Fit testing looks like an unmet need for surgical and improvised face masks. If air can leak around the sides, it doesn’t matter how good the material is, and earloop masks look particularly bad along these lines.
https://totobobo.com/blog/category/fit-test/ illustrates a quantitative fit test for respirators that form excellent if not perfect seals around the nose and mouth. (“Below is a 9 minutes video showing the entire process of a Quantitative fit test. The final result shows the Totobobo mask with a pair of F96 filters is able to reduce ambient particles by 142 times.) It uses a TSI Portacount instrument which appears to require a sampling port in the respirator itself (probably not as easy to do with a surgical or cloth face mask) but this underscores the proposition that almost all the masks now in use offer far less protection than they should simply due to the leakage issue.

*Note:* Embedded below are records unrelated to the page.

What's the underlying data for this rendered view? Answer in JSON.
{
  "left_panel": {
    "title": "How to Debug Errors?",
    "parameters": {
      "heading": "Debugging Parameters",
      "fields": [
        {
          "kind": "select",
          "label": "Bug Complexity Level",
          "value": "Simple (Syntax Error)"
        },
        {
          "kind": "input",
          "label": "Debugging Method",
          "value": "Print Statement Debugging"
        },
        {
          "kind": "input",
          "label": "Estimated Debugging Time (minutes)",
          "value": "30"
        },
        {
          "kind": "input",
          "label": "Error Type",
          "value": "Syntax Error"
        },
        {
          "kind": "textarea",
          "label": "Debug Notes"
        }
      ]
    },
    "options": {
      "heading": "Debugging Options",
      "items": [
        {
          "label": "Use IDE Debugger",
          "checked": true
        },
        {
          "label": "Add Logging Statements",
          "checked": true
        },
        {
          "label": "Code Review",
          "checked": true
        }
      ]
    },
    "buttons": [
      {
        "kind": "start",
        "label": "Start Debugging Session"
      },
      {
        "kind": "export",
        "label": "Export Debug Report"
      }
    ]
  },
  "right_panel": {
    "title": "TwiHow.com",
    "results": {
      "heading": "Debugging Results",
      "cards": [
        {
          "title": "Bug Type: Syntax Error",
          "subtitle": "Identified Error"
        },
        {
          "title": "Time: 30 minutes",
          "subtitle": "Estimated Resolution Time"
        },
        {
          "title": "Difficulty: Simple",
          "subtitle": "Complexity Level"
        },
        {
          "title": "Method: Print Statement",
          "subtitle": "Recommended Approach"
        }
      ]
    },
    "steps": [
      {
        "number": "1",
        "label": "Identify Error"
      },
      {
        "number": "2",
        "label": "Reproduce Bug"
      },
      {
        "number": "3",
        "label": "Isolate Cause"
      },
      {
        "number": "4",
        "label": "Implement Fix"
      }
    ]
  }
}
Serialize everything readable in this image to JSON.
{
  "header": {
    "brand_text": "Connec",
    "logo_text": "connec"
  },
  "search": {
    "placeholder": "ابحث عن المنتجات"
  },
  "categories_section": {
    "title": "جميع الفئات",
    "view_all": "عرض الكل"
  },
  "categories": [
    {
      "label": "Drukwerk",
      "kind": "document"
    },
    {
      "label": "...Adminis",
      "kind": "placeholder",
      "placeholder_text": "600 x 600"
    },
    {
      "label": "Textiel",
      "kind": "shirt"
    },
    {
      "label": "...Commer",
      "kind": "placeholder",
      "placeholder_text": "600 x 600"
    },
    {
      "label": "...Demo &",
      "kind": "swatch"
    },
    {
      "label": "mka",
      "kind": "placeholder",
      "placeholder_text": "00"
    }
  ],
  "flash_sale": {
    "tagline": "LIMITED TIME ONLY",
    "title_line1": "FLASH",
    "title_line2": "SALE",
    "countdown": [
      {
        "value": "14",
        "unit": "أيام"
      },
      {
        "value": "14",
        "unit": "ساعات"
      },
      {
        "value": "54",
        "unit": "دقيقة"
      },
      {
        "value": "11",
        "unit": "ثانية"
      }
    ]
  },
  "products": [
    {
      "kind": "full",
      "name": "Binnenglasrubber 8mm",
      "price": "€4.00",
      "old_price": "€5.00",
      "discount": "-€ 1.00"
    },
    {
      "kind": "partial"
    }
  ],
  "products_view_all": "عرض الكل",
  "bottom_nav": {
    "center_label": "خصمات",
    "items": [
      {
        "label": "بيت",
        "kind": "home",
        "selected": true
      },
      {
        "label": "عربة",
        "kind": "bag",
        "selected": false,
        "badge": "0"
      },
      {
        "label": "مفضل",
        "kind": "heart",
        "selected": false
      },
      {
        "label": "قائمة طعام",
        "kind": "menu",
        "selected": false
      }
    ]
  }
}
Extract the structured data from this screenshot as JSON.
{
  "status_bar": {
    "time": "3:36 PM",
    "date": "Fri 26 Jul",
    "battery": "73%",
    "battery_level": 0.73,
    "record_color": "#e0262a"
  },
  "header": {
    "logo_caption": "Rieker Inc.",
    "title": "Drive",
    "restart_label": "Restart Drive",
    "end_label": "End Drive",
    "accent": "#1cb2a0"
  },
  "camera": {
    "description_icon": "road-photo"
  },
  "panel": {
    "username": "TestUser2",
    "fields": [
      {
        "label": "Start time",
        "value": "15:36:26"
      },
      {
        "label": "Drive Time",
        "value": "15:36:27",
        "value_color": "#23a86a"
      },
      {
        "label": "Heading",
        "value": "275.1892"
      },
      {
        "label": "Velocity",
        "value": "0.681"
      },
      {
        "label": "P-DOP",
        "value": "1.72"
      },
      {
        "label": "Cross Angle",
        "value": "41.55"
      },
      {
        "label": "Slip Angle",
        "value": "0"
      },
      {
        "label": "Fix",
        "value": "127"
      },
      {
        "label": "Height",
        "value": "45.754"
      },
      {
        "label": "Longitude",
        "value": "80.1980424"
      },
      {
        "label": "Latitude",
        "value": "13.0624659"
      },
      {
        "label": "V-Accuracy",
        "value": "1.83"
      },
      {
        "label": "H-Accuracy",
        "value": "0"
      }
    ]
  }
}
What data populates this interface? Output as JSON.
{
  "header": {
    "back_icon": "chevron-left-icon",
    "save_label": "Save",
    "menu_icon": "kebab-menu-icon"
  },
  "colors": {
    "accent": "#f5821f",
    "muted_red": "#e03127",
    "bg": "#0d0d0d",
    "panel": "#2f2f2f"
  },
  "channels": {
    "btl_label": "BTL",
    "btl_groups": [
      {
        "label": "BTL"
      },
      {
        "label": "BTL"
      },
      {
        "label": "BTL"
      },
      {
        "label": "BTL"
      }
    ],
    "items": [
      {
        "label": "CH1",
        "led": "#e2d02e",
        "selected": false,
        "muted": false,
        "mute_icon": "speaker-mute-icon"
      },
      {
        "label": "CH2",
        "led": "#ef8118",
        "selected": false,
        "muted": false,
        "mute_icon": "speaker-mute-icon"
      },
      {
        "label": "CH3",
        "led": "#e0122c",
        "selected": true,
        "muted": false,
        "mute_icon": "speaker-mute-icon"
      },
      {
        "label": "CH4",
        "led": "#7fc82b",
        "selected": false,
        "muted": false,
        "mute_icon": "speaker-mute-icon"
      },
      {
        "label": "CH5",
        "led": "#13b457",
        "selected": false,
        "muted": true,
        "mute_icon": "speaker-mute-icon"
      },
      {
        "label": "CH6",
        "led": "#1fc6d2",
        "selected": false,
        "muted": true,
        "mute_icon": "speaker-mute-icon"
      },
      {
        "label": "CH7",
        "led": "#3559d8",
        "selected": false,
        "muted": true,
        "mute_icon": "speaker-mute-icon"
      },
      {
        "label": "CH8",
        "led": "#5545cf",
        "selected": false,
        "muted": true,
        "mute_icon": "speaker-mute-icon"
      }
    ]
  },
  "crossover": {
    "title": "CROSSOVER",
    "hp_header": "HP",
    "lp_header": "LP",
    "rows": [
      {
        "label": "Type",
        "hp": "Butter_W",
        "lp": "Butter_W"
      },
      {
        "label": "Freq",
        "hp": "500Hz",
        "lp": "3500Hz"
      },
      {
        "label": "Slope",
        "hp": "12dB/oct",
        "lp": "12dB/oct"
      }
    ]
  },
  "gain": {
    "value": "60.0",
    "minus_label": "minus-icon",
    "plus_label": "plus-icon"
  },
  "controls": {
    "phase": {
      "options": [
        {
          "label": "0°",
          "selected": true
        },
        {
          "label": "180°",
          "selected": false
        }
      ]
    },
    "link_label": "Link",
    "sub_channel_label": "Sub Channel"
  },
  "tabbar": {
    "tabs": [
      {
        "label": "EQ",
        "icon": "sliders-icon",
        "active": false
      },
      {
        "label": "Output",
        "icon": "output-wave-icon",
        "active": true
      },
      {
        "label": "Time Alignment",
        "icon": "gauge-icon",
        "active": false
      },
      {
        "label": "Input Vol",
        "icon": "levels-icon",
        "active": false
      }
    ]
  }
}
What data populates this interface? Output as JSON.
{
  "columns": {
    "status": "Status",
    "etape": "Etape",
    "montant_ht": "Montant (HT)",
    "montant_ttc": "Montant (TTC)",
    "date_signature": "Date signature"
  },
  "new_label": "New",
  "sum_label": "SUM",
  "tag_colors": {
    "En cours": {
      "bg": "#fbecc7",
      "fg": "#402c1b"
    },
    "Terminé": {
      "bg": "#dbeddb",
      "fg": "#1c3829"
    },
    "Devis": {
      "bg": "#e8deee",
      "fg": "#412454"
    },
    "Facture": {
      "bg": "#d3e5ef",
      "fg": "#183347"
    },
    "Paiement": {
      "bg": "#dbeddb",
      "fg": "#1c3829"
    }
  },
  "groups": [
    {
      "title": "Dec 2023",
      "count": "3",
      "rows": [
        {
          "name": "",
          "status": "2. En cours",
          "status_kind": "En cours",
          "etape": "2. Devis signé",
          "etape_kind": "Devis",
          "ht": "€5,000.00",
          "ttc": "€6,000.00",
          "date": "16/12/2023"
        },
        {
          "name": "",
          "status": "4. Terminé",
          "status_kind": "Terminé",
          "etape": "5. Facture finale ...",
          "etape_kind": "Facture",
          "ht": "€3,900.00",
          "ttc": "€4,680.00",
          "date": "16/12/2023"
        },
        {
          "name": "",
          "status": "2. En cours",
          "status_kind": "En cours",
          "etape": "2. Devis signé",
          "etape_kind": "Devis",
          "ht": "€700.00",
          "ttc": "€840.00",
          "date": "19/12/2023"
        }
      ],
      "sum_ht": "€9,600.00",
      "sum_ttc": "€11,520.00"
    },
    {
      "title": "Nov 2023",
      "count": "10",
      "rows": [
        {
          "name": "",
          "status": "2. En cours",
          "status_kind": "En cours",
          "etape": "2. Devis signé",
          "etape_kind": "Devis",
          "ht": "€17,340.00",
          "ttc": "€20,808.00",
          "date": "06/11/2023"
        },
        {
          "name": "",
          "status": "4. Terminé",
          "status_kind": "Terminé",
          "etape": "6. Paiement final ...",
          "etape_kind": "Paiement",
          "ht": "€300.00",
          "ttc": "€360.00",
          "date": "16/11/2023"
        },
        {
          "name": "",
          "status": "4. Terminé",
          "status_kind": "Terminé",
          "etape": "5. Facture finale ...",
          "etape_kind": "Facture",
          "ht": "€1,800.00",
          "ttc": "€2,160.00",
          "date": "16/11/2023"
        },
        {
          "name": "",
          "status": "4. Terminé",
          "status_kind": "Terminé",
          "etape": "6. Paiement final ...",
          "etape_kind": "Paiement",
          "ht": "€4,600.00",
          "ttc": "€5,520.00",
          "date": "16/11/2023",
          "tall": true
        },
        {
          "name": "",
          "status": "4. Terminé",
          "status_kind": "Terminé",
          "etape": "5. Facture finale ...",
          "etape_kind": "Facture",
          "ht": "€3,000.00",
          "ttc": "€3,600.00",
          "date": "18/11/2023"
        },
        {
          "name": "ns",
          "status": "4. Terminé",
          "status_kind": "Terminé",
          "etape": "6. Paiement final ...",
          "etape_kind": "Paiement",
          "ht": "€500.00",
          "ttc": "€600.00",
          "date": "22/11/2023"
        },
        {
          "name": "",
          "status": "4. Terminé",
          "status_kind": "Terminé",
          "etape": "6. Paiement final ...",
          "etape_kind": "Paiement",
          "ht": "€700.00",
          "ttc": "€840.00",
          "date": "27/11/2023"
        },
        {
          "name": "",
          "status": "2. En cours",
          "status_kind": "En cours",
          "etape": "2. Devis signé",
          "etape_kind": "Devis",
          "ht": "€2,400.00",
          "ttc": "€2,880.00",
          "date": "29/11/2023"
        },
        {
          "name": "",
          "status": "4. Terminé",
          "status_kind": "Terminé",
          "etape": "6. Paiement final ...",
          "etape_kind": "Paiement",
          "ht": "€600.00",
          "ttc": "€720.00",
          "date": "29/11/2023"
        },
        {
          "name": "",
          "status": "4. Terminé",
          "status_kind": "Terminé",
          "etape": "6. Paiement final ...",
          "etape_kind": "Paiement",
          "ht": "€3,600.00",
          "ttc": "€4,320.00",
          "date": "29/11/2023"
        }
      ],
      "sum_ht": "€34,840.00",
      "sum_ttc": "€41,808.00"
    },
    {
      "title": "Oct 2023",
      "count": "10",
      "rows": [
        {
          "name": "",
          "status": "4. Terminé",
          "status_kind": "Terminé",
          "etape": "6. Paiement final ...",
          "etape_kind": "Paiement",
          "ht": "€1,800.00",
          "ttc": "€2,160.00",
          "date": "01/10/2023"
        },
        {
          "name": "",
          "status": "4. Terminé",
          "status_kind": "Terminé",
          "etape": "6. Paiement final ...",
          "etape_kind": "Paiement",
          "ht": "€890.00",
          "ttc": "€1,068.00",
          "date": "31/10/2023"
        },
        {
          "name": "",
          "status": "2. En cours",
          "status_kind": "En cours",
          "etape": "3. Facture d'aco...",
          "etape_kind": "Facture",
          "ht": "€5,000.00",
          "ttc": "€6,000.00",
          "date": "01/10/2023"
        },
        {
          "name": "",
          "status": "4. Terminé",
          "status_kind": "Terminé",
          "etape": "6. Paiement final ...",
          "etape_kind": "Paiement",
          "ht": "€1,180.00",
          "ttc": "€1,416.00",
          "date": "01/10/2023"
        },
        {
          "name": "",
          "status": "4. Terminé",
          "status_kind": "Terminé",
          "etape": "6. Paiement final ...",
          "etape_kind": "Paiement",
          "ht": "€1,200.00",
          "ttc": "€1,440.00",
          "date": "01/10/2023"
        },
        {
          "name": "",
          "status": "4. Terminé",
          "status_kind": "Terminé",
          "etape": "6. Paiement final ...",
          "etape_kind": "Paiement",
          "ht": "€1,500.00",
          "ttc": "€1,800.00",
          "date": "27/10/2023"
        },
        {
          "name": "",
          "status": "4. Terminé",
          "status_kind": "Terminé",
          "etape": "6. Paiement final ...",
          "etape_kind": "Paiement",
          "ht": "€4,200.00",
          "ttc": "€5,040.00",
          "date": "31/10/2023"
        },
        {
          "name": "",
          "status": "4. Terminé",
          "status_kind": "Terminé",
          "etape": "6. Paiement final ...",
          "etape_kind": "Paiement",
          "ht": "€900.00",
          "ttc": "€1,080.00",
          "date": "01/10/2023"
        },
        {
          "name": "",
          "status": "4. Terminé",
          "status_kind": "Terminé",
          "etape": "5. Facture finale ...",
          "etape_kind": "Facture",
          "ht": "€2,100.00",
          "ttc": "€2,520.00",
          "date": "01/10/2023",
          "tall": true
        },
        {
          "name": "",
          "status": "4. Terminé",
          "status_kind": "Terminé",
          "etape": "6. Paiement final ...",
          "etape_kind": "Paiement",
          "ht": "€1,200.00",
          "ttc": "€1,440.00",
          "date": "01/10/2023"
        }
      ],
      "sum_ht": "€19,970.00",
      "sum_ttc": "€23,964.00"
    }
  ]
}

I have not been able to find an ASTM standard (or other standard) for face mask (as opposed to respirator) fit testing. If anybody knows of one, please let me know at theboss “at” ct-yankee.com.
In the mean time, a superior seal ought to be a selling point for all face masks. It doesn’t matter if you have an ASTM Level 2 surgical mask or other superior material; if a contagious aerosol can get in around the edges, it doesn’t matter what the mask is made from. This looks like a huge (and easily correctable) gap in the protection available from the masks now in circulation.